Renowned food guide recognises quality cuisine from twenty outlets
RENOWNED culinary guide Michelin has endorsed the high quality of food available in Scottish pubs with the launch of its latest Pub Guide.
The 2014 edition of the Michelin Eating Out In Pubs guide features 20 Scottish outlets, including four new entries.
Perth and Kinross pubs Dalmore Inn and Inn on the Tay both made it into the new edition of the guide as well as Glasgow’s The Finnieston and The Scran & Scallie in Edinburgh.
Published earlier this month, the 2014 guide includes a colour photo and description of each premises, including examples of typical dishes.

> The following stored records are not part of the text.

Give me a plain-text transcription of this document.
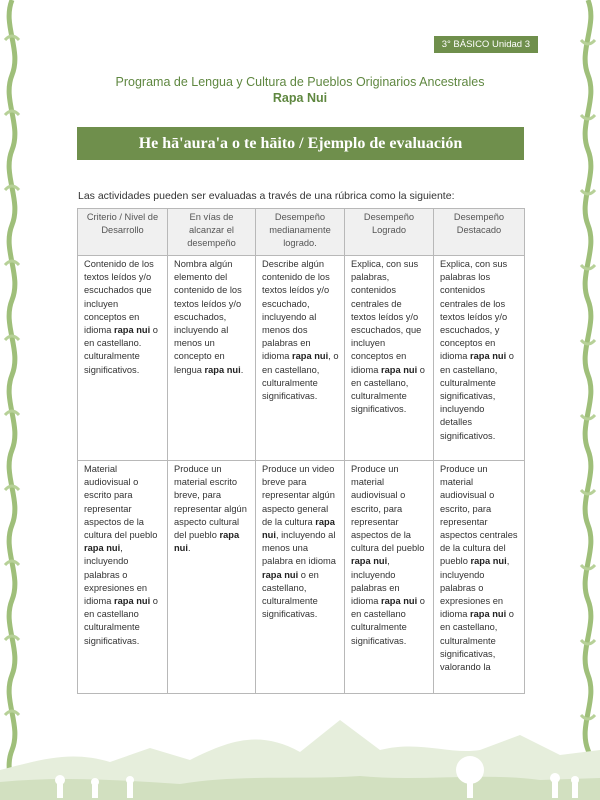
3° BÁSICO Unidad 3
Programa de Lengua y Cultura de Pueblos Originarios Ancestrales
Rapa Nui
He hā'aura'a o te hāito / Ejemplo de evaluación
Las actividades pueden ser evaluadas a través de una rúbrica como la siguiente:
Criterio / Nivel de Desarrollo	En vías de alcanzar el desempeño	Desempeño medianamente logrado.	Desempeño Logrado	Desempeño Destacado
Contenido de los textos leídos y/o escuchados que incluyen conceptos en idioma rapa nui o en castellano. culturalmente significativos.	Nombra algún elemento del contenido de los textos leídos y/o escuchados, incluyendo al menos un concepto en lengua rapa nui.	Describe algún contenido de los textos leídos y/o escuchado, incluyendo al menos dos palabras en idioma rapa nui, o en castellano, culturalmente significativas.	Explica, con sus palabras, contenidos centrales de textos leídos y/o escuchados, que incluyen conceptos en idioma rapa nui o en castellano, culturalmente significativos.	Explica, con sus palabras los contenidos centrales de los textos leídos y/o escuchados, y conceptos en idioma rapa nui o en castellano, culturalmente significativas, incluyendo detalles significativos.
Material audiovisual o escrito para representar aspectos de la cultura del pueblo rapa nui, incluyendo palabras o expresiones en idioma rapa nui o en castellano culturalmente significativas.	Produce un material escrito breve, para representar algún aspecto cultural del pueblo rapa nui.	Produce un video breve para representar algún aspecto general de la cultura rapa nui, incluyendo al menos una palabra en idioma rapa nui o en castellano, culturalmente significativas.	Produce un material audiovisual o escrito, para representar aspectos de la cultura del pueblo rapa nui, incluyendo palabras en idioma rapa nui o en castellano culturalmente significativas.	Produce un material audiovisual o escrito, para representar aspectos centrales de la cultura del pueblo rapa nui, incluyendo palabras o expresiones en idioma rapa nui o en castellano, culturalmente significativas, valorando la
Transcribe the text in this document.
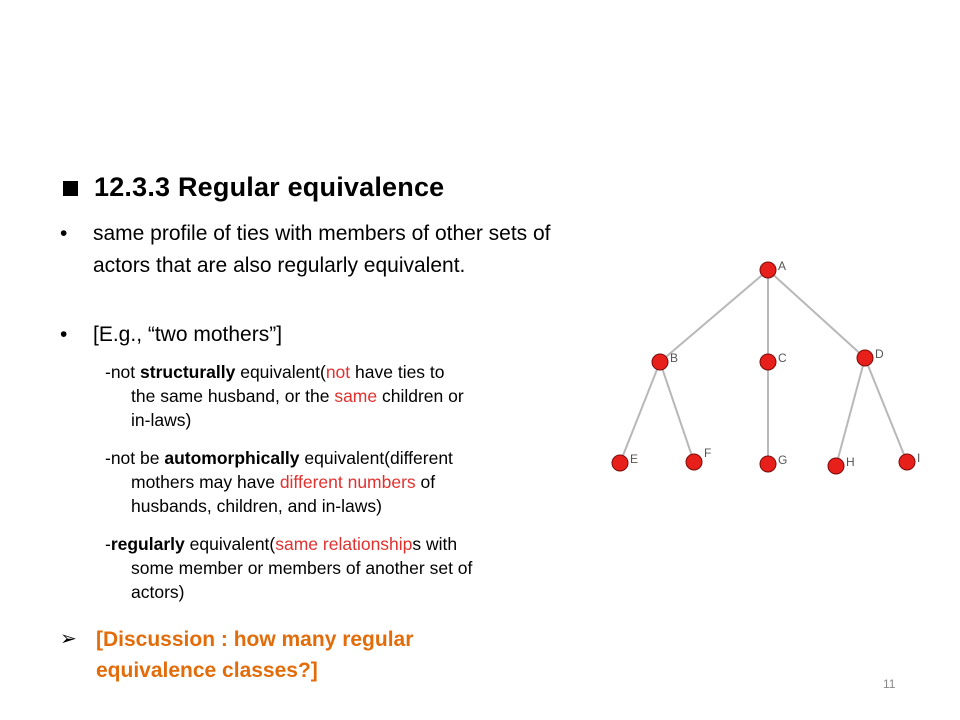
12.3.3 Regular equivalence
• same profile of ties with members of other sets of actors that are also regularly equivalent.
• [E.g., “two mothers”]
-not structurally equivalent(not have ties to
the same husband, or the same children or
in-laws)
-not be automorphically equivalent(different
mothers may have different numbers of
husbands, children, and in-laws)
-regularly equivalent(same relationships with
some member or members of another set of
actors)
➢ [Discussion : how many regular
equivalence classes?]
A
B	C	D
E	F	G	H	I
11
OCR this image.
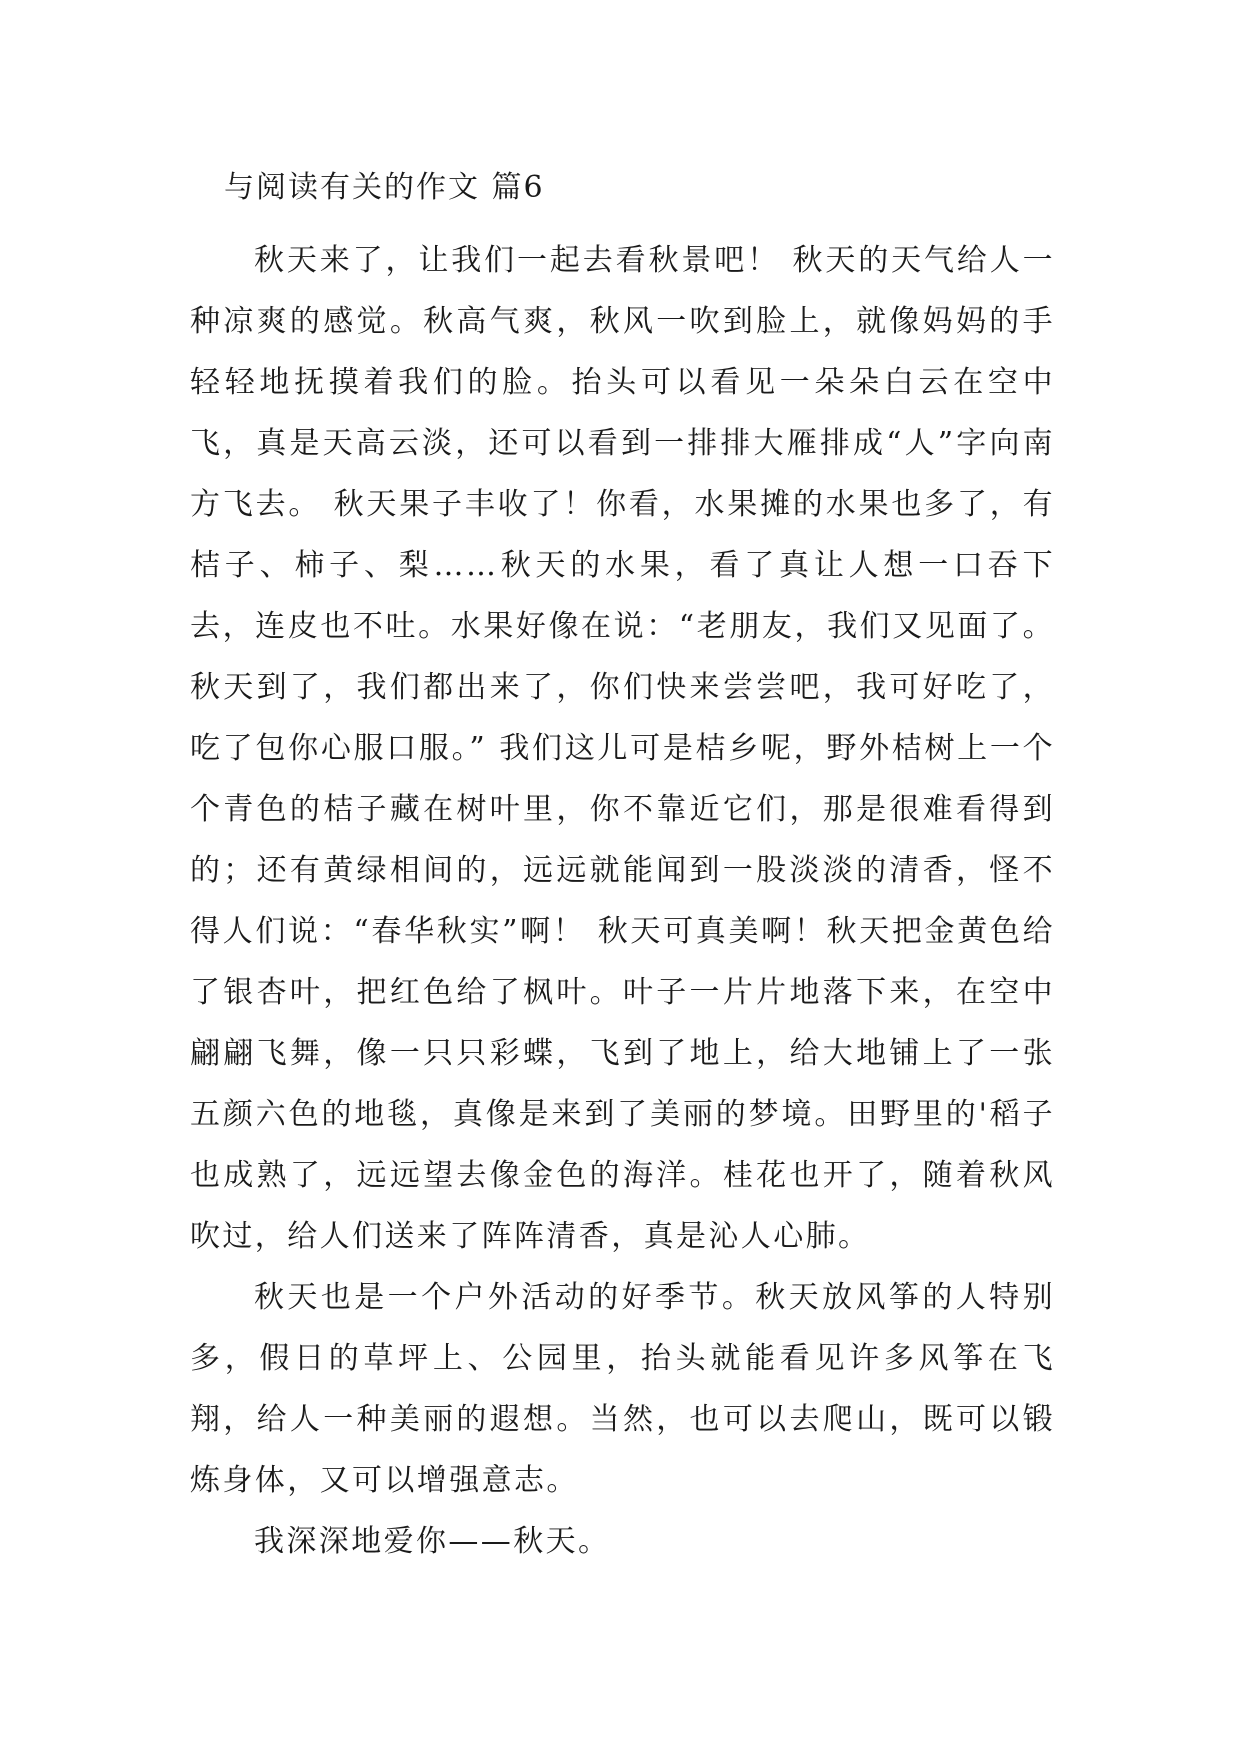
与阅读有关的作文 篇6

秋天来了，让我们一起去看秋景吧！ 秋天的天气给人一种凉爽的感觉。秋高气爽，秋风一吹到脸上，就像妈妈的手轻轻地抚摸着我们的脸。抬头可以看见一朵朵白云在空中飞，真是天高云淡，还可以看到一排排大雁排成“人”字向南方飞去。 秋天果子丰收了！你看，水果摊的水果也多了，有桔子、柿子、梨……秋天的水果，看了真让人想一口吞下去，连皮也不吐。水果好像在说：“老朋友，我们又见面了。秋天到了，我们都出来了，你们快来尝尝吧，我可好吃了，吃了包你心服口服。” 我们这儿可是桔乡呢，野外桔树上一个个青色的桔子藏在树叶里，你不靠近它们，那是很难看得到的；还有黄绿相间的，远远就能闻到一股淡淡的清香，怪不得人们说：“春华秋实”啊！ 秋天可真美啊！秋天把金黄色给了银杏叶，把红色给了枫叶。叶子一片片地落下来，在空中翩翩飞舞，像一只只彩蝶，飞到了地上，给大地铺上了一张五颜六色的地毯，真像是来到了美丽的梦境。田野里的'稻子也成熟了，远远望去像金色的海洋。桂花也开了，随着秋风吹过，给人们送来了阵阵清香，真是沁人心肺。

秋天也是一个户外活动的好季节。秋天放风筝的人特别多，假日的草坪上、公园里，抬头就能看见许多风筝在飞翔，给人一种美丽的遐想。当然，也可以去爬山，既可以锻炼身体，又可以增强意志。

我深深地爱你——秋天。
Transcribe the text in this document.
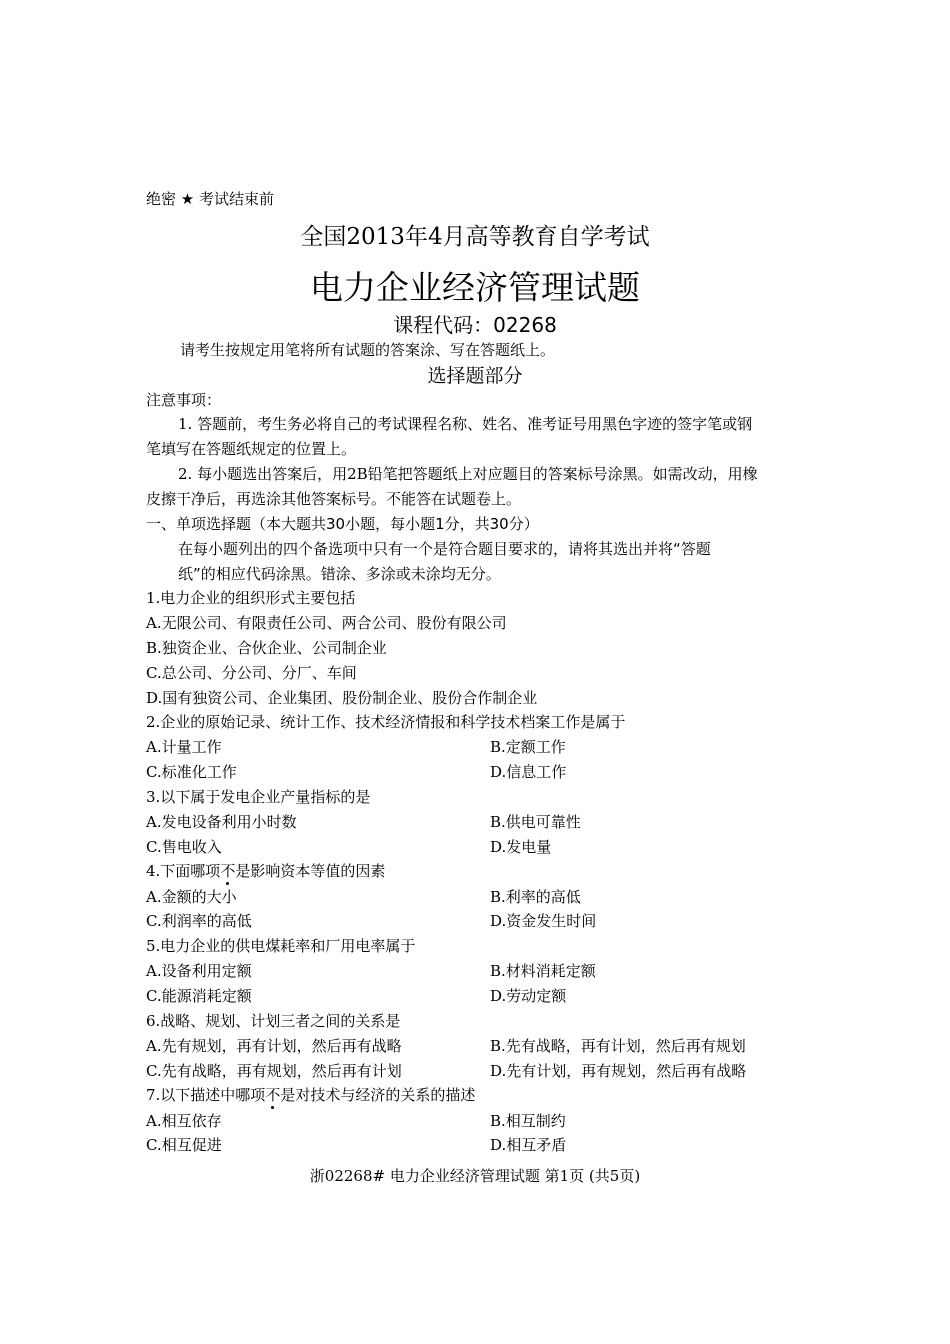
绝密 ★ 考试结束前
全国2013年4月高等教育自学考试
电力企业经济管理试题
课程代码：02268
请考生按规定用笔将所有试题的答案涂、写在答题纸上。
选择题部分
注意事项：
1. 答题前，考生务必将自己的考试课程名称、姓名、准考证号用黑色字迹的签字笔或钢
笔填写在答题纸规定的位置上。
2. 每小题选出答案后，用2B铅笔把答题纸上对应题目的答案标号涂黑。如需改动，用橡
皮擦干净后，再选涂其他答案标号。不能答在试题卷上。
一、单项选择题（本大题共30小题，每小题1分，共30分）
在每小题列出的四个备选项中只有一个是符合题目要求的，请将其选出并将“答题
纸”的相应代码涂黑。错涂、多涂或未涂均无分。
1.电力企业的组织形式主要包括
A.无限公司、有限责任公司、两合公司、股份有限公司
B.独资企业、合伙企业、公司制企业
C.总公司、分公司、分厂、车间
D.国有独资公司、企业集团、股份制企业、股份合作制企业
2.企业的原始记录、统计工作、技术经济情报和科学技术档案工作是属于
A.计量工作	B.定额工作
C.标准化工作	D.信息工作
3.以下属于发电企业产量指标的是
A.发电设备利用小时数	B.供电可靠性
C.售电收入	D.发电量
4.下面哪项不是影响资本等值的因素
A.金额的大小	B.利率的高低
C.利润率的高低	D.资金发生时间
5.电力企业的供电煤耗率和厂用电率属于
A.设备利用定额	B.材料消耗定额
C.能源消耗定额	D.劳动定额
6.战略、规划、计划三者之间的关系是
A.先有规划，再有计划，然后再有战略	B.先有战略，再有计划，然后再有规划
C.先有战略，再有规划，然后再有计划	D.先有计划，再有规划，然后再有战略
7.以下描述中哪项不是对技术与经济的关系的描述
A.相互依存	B.相互制约
C.相互促进	D.相互矛盾
浙02268# 电力企业经济管理试题 第1页 (共5页)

Tom Kitchin, who runs The Scran & Scallie with fellow chef Dominic Jack, said appearing in the guide is a “huge achievement for our entire team”.
“Dominic Jack and I are using the same philosophy that we live and breathe at our Michelin Star restaurants and applying it to a friendly, welcoming gastro pub.
“We’re really proud to be able to show that Scottish pub food can be done well,” he said.
Graham Suttle, managing director of Kained Holdings, whose Glasgow premises include The Finnieston, said the Michelin guide listing “elevates it [The Finnieston] outwith the local trade and gives you national standing and recognition”.
“For us as a company it’s a great accolade for the time, money and effort we put in,” he said.
Suttle said an increased use of local produce and “people doing the traditional dishes better” had led to an improvement in pub food across the trade.
The release of the new guide coincides with the news that six Scottish restaurants have secured places on the Sunday Times Food List.
Andrew Fairlie at Gleneagles, The Peat Inn in Cupar, Fife, and Edinburgh restaurants Castle Terrace, The Honours, The Kitchin and Restaurant Martin Wishart all made the grade.
Edinburgh’s four entries position the capital as the city with the most restaurants in the list outside of London.